The stakes this year are not nearly so high.

Donald Trump at a campaign rally in Las Vegas, Nevada, in February 2016. Picture: Gage Skidmore/Flickr.

Electing a woman as president for the first time would make history. But the real revolution was surely that of 2009 – when Barack Obama became the first black president.

The United States has a long history of gender inequality but it has a much longer and more violent history of racial conflict. Obama was inconceivable a generation ago, let alone two; Hillary was not. The election of women is becoming routine. Australia, Britain (twice), Chile, Germany, India, Israel, Liberia and Pakistan, among several others, have each delivered up female leaders.

Were Ms Clinton to win, the United States would join a trend rather than create one.

What kind of departure would a Trump presidency represent? In several respects, he signifies the expansion of identity politics to both sides of the ideological spectrum.

His appeal is to a white middle America at just the moment when the political leverage of that demographic has gone into eclipse. The average household income of his supporters is $72,000 (A$96,000).

Trump voters are not all poor but many are culturally dislocated. They want the promise of protection that Democrats routinely make to their constituents.

‘We will protect you’ has become a mantra for Democrats addressing non-whites; Trump has succeeded in making it the chant of his white-centric ‘movement.’ “If the GOP establishment speaks for the white rich and the Democrats for the ethnic poor, who speaks for us? I do,” says Trump. “I am your voice.”

When Left-wing politicians do this it is called ‘progressive,’ when Right-wing ones do so it is called ‘racist.’ Whatever label is put upon it, it has worked, so far, for Trump.

Michael Dukakis at Boston College circa 1987. Picture: Burns Library/Boston College

His victory would be pivotal – i.e. would frame the next several elections – not least because it would expose a white America larger and more politically engaged than many experts believe is the case.

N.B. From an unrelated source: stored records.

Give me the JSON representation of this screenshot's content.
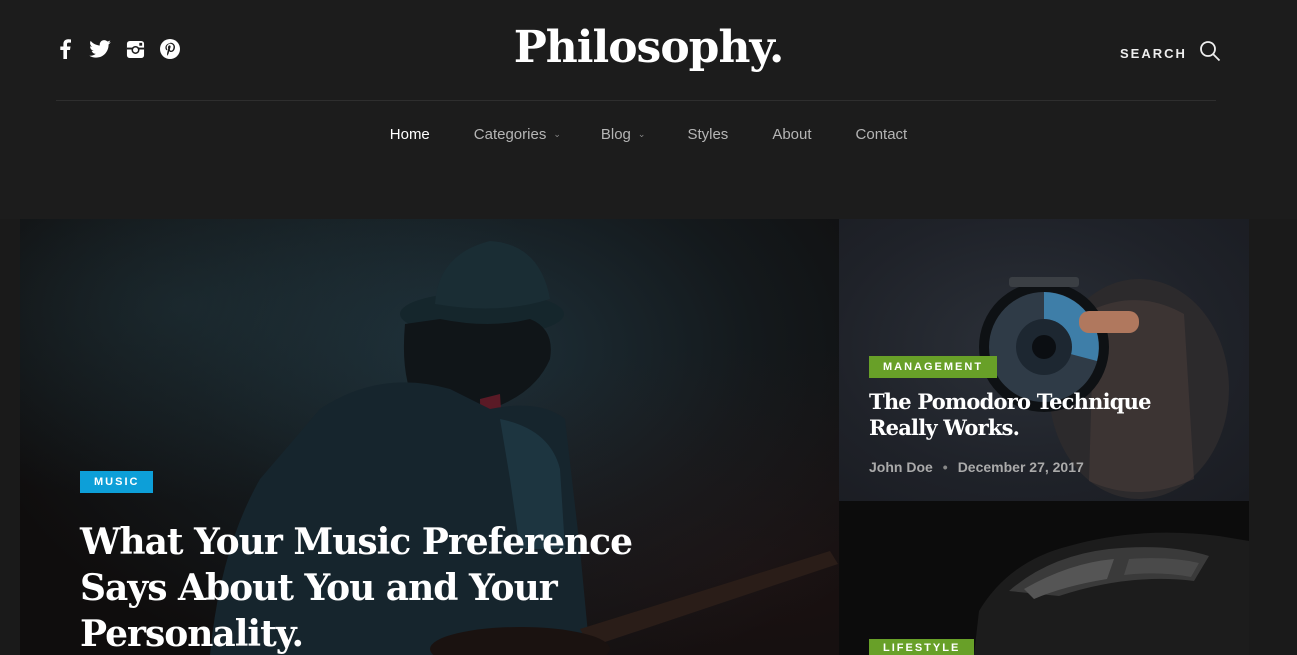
{
  "header": {
    "logo": "Philosophy.",
    "search_label": "SEARCH",
    "social": [
      "facebook-icon",
      "twitter-icon",
      "instagram-icon",
      "pinterest-icon"
    ]
  },
  "nav": {
    "items": [
      {
        "label": "Home",
        "active": true,
        "dropdown": false
      },
      {
        "label": "Categories",
        "active": false,
        "dropdown": true
      },
      {
        "label": "Blog",
        "active": false,
        "dropdown": true
      },
      {
        "label": "Styles",
        "active": false,
        "dropdown": false
      },
      {
        "label": "About",
        "active": false,
        "dropdown": false
      },
      {
        "label": "Contact",
        "active": false,
        "dropdown": false
      }
    ],
    "chevron": "⌄"
  },
  "featured": {
    "category": "MUSIC",
    "category_color": "#0d9fd8",
    "title": "What Your Music Preference Says About You and Your Personality."
  },
  "side_posts": [
    {
      "category": "MANAGEMENT",
      "category_color": "#68a028",
      "title": "The Pomodoro Technique Really Works.",
      "author": "John Doe",
      "separator": "•",
      "date": "December 27, 2017"
    },
    {
      "category": "LIFESTYLE",
      "category_color": "#68a028"
    }
  ]
}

Whites would again be in play. The GOP establishment and the Democrats would be obliged to address white alienation. Sneering at ‘rednecks,’ ‘white trash,’ and ‘trailer parks’ would become politically incorrect.

However, this great silent white majority exists more in Trump’s imagination than in electoral reality. Any Republican candidate faces a rising demographic wall that only the most politically skilful could scale.

Non-Hispanic whites now comprise 69 per cent of the US electorate, down from 78 percent in 2000. By 2060 it will be 44. About 6 out of 10 whites vote Republican but the growing racial diversity of the electorate cancels out this advantage.

In 1988, the Democrats nominated possibly their weakest candidate of the past 50 years and Michael Dukakis was beaten in landslide. If that election was rerun in November, he would become president. Gaining white support won’t matter unless the GOP can win over more non-whites too. Trump has shown no capacity or inclination to do this. His Republican successor will have to.

So 2016 might be pivotal as the last doomed attempt by the Republicans to pretend they could play at identity politics as well as their opponents. The party will either fracture even more and die – like the Whigs (remember them?) in the 1850s.

Or it will make itself relevant again by increasing its appeal to conservative non-whites – a group that both major parties manage to make feel unwelcome.

The perils of victory for the Democrats are oddly similar to those of defeat for the Republicans. Trouncing Trump will feed the illusion that identity politics offer a perpetual road to success at just the moment when Republicans realise they are not.

Timothy J. Lynch is Associate Professor in American Politics, School of Social and Political Sciences, University of Melbourne. He is part of a four-part masterclass series in the Faculty of Arts assessing pivotal elections in US history.